I try to attend conferences and meet-ups to share knowledge and help teach. I also get a lot of email of questions relating to things I've posted or talked about. A lot of these conversations happen offline or in such a way that makes documenting them difficult. In my experience a lot of information that is gleamed in passing turns out to be extermely vital in debugging an issue later on. So I decided to create a github repo that is dedicated to being able to ask questions related to content I post on this blog (or content you would like to see posted here).

https://github.com/samdmarshall/QandA

Offline Posts

When I overhauled this site a couple of years ago I switched away from writing everything in HTML over to using Markdown instead. I write everything in Markdown, and run a script to find updated files, which will pass them through pandoc, which converts the Markdown to HTML and then will upload them here. For a while I've been wanting to provide these in a form that can be read and used offline. Last week I wrote a small tool that has now become part of the script that updates my website. Now, in addition to the HTML versions of these blog posts you will be able to find links to the single-page PDF versions that can be downloaded and read offline (I really wanted to avoid pagination and dealing with how to appropriately break up content so for now they are single-page documents). The PDF links are listed next to the post name on the blog index.


###Planned Posts Right now there are two new posts in the works. Unfortunately, I don't think I will be able to get one of them up before September. However I wanted to at least make a post to given an idea as to what is coming soon, and why there is a delay:

Both of these posts are based on observed behavior in the beta versions of Xcode. Most of what I can know is set in stone is currently written, I do have a lot of notes about behaviors that may still be subject to change. Until the release of Xcode 7 (hopefully soon after the September 9th event) I don't feel comfortable publishing anything that I'm not confident is going to be accurate to the final product.

Xcode Server

Lately I've been doing a lot of work with the new version of Xcode Server and continuous integration bots. I really like them, and while some things are a bit of a pain, this has been a breath of fresh air compared to managing a jenkins instance. A number of people have expressed some interest in seeing more details about that. I am going to talk about my experiences with how management and setup has been. Additionally I will try to include some odd quirks and tricks I've had to do getting everything to play nice.

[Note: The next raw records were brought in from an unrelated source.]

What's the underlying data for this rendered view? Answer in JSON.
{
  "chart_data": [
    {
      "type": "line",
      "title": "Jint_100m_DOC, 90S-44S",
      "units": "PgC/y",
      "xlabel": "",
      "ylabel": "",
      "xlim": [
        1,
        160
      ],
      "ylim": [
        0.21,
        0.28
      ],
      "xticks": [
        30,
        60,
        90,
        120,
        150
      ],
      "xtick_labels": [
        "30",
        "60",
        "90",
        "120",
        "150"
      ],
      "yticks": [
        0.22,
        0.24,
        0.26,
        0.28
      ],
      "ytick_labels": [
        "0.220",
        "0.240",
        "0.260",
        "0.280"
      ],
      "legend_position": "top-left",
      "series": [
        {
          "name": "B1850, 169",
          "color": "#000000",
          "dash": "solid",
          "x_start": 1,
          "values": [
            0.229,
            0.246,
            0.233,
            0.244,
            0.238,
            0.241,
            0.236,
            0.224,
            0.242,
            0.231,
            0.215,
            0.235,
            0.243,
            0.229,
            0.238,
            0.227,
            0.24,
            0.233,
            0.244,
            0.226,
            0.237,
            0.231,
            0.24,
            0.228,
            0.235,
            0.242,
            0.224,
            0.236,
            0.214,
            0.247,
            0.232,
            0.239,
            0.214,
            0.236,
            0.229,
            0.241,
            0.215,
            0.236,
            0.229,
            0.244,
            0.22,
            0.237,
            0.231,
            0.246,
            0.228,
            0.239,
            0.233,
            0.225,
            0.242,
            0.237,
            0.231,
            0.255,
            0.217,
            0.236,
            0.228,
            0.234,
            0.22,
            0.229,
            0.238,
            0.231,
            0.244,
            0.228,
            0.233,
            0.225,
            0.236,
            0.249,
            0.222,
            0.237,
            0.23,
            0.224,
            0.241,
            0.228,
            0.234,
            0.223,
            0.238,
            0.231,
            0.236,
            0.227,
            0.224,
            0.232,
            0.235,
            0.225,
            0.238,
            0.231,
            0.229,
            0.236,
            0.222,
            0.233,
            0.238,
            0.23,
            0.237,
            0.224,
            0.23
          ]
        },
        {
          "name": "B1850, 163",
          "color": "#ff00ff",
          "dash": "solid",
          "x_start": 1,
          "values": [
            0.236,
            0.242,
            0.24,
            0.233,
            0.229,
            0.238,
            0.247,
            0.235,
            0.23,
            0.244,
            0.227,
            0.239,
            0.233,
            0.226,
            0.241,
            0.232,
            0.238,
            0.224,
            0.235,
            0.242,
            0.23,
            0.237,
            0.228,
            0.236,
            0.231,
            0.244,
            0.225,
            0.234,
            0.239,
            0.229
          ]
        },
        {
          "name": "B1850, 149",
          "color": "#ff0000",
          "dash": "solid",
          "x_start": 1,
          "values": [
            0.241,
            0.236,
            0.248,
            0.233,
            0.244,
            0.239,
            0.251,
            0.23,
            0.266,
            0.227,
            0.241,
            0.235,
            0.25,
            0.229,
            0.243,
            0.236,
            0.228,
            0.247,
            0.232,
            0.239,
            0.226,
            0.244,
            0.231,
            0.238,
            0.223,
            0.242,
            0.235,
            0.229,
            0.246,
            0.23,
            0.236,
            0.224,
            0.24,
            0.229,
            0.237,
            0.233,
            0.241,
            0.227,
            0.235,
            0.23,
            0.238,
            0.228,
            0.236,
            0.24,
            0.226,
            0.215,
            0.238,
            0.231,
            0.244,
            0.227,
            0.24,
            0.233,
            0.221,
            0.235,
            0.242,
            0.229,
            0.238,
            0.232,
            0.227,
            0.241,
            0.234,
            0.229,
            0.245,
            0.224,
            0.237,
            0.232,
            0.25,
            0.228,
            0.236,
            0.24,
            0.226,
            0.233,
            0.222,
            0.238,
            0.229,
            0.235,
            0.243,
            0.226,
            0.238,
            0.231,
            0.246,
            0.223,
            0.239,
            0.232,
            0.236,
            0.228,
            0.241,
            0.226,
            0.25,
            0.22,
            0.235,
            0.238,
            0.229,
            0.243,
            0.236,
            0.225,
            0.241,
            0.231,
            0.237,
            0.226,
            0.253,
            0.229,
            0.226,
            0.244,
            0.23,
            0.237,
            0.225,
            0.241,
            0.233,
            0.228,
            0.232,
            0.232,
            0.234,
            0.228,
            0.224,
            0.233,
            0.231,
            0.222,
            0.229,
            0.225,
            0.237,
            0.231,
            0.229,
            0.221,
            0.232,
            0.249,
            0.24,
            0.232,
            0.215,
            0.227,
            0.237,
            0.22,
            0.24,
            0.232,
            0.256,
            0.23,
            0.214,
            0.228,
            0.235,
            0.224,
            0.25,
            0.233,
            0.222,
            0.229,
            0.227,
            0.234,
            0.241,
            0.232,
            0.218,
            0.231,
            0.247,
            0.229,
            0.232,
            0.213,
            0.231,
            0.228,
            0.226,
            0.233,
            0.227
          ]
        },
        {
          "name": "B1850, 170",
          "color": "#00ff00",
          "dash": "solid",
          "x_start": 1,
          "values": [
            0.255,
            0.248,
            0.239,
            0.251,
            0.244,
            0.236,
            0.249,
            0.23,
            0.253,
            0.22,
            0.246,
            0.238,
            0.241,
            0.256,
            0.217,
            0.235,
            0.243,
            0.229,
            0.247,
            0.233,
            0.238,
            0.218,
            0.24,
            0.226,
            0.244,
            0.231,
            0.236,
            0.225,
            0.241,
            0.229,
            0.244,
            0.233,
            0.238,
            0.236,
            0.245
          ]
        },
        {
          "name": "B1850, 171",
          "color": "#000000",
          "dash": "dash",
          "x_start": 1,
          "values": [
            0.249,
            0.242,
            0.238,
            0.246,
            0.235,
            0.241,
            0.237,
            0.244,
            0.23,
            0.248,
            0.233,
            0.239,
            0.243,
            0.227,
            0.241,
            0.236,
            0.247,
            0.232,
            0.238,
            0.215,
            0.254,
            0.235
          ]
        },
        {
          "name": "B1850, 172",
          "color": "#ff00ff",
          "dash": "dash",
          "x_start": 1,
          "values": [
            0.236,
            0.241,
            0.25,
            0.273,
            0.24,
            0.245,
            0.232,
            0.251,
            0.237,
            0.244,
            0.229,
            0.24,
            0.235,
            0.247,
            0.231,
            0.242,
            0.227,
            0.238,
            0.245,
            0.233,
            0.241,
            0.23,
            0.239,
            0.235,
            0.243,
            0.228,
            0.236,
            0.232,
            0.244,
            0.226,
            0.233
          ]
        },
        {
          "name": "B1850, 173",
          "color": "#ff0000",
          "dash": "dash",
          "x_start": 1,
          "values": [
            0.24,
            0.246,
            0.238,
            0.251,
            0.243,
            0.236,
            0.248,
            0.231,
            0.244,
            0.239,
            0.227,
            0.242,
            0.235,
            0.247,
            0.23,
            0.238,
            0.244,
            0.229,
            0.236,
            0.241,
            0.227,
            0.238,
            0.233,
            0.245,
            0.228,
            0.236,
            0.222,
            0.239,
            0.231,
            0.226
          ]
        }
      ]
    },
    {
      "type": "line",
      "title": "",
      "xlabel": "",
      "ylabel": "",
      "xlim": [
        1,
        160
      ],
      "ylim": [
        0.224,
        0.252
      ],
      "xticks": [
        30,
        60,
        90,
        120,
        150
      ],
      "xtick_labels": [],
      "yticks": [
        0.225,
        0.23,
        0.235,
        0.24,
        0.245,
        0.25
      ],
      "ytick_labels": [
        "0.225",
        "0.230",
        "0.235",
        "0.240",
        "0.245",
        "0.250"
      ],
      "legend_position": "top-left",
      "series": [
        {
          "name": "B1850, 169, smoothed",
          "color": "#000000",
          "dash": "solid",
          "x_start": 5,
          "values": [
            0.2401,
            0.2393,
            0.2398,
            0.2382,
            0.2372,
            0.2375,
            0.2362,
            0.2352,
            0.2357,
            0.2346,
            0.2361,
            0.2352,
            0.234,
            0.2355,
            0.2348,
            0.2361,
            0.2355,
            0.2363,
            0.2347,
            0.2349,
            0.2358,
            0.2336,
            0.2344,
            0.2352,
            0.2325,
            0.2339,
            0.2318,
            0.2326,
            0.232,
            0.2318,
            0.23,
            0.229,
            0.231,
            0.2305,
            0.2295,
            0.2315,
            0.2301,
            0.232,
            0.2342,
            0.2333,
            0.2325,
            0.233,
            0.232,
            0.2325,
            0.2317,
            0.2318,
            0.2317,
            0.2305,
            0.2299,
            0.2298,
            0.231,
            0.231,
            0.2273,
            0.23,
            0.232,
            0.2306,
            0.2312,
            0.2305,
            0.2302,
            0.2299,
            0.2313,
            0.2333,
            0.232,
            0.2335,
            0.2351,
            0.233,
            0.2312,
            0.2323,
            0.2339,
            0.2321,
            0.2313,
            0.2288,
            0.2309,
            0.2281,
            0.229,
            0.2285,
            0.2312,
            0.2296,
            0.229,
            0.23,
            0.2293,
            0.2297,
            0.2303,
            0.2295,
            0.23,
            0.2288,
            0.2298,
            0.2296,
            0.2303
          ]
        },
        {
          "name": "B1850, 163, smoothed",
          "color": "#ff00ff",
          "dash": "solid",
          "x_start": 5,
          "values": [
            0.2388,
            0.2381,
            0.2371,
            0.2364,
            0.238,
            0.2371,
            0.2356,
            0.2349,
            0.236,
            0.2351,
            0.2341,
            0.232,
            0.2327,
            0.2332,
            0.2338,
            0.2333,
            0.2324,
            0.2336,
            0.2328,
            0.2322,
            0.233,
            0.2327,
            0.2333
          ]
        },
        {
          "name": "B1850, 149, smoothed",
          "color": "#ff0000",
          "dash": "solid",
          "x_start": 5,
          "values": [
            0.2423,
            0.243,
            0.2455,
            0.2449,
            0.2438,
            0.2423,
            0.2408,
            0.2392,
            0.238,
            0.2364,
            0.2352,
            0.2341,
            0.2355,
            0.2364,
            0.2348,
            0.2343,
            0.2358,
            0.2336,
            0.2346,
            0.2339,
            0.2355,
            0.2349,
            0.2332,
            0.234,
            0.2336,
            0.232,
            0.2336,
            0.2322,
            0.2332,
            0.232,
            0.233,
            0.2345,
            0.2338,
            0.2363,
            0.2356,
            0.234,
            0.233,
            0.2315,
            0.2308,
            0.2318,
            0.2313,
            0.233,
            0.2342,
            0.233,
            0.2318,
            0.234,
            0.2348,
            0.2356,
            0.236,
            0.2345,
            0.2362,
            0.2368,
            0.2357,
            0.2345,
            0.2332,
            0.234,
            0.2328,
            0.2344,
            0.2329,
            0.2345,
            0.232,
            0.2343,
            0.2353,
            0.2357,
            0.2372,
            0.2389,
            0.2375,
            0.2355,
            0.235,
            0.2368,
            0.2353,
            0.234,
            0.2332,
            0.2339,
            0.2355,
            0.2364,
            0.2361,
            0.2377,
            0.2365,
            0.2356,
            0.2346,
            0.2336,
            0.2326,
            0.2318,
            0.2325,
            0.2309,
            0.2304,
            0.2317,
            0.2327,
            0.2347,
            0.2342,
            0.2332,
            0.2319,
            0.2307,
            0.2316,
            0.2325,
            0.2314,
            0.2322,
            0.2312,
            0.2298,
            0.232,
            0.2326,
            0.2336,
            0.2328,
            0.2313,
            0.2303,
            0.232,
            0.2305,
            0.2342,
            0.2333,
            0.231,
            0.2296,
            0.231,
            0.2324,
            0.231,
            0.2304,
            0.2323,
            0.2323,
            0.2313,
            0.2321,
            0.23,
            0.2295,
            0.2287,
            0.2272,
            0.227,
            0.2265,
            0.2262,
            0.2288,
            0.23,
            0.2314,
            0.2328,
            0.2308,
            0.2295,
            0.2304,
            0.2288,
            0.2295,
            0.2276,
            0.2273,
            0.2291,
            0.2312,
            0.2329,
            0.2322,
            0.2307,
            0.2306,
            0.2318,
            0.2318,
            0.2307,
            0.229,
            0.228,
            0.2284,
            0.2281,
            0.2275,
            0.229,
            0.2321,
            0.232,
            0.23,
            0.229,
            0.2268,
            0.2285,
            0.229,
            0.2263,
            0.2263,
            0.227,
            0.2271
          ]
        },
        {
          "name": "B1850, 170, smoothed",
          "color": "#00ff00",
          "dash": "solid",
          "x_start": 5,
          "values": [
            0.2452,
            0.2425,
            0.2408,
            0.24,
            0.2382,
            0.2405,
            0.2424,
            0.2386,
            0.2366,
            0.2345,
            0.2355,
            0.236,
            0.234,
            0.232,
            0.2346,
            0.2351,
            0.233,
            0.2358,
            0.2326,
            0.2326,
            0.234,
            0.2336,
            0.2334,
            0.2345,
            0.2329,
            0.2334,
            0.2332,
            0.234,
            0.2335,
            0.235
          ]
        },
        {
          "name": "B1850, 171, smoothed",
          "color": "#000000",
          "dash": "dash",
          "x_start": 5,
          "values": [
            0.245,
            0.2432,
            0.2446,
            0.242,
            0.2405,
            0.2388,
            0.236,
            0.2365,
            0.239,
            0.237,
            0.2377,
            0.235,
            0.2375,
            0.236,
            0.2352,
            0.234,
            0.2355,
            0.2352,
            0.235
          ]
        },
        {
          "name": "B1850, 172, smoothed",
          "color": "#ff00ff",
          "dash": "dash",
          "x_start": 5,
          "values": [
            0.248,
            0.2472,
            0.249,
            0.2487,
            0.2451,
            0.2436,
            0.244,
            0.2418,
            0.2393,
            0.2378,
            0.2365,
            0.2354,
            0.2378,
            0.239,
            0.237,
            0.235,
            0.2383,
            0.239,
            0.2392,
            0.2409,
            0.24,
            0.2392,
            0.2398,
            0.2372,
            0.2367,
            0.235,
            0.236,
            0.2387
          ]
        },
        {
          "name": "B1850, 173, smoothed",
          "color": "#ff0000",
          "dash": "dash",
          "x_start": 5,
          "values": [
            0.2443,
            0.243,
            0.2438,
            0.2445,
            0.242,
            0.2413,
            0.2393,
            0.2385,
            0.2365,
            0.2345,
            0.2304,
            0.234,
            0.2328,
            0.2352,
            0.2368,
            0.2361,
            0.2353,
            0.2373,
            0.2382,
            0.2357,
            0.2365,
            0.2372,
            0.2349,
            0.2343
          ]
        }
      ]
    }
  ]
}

Third Party Platforms & Toolchains

I also had a request to talk about creating platforms and supporting other toolchains in Xcode. This post is almost finished, and is going to be very similar to the post I made about SDKs. It will talk about structure and how to register new bundles and tools with Xcode's build system and getting those to display inside of the GUI editor and usable with the CLI tools. This is an interesting area as parts of this are based on existing behaviors (multiple toolchains), as well as new ones (multiple platforms).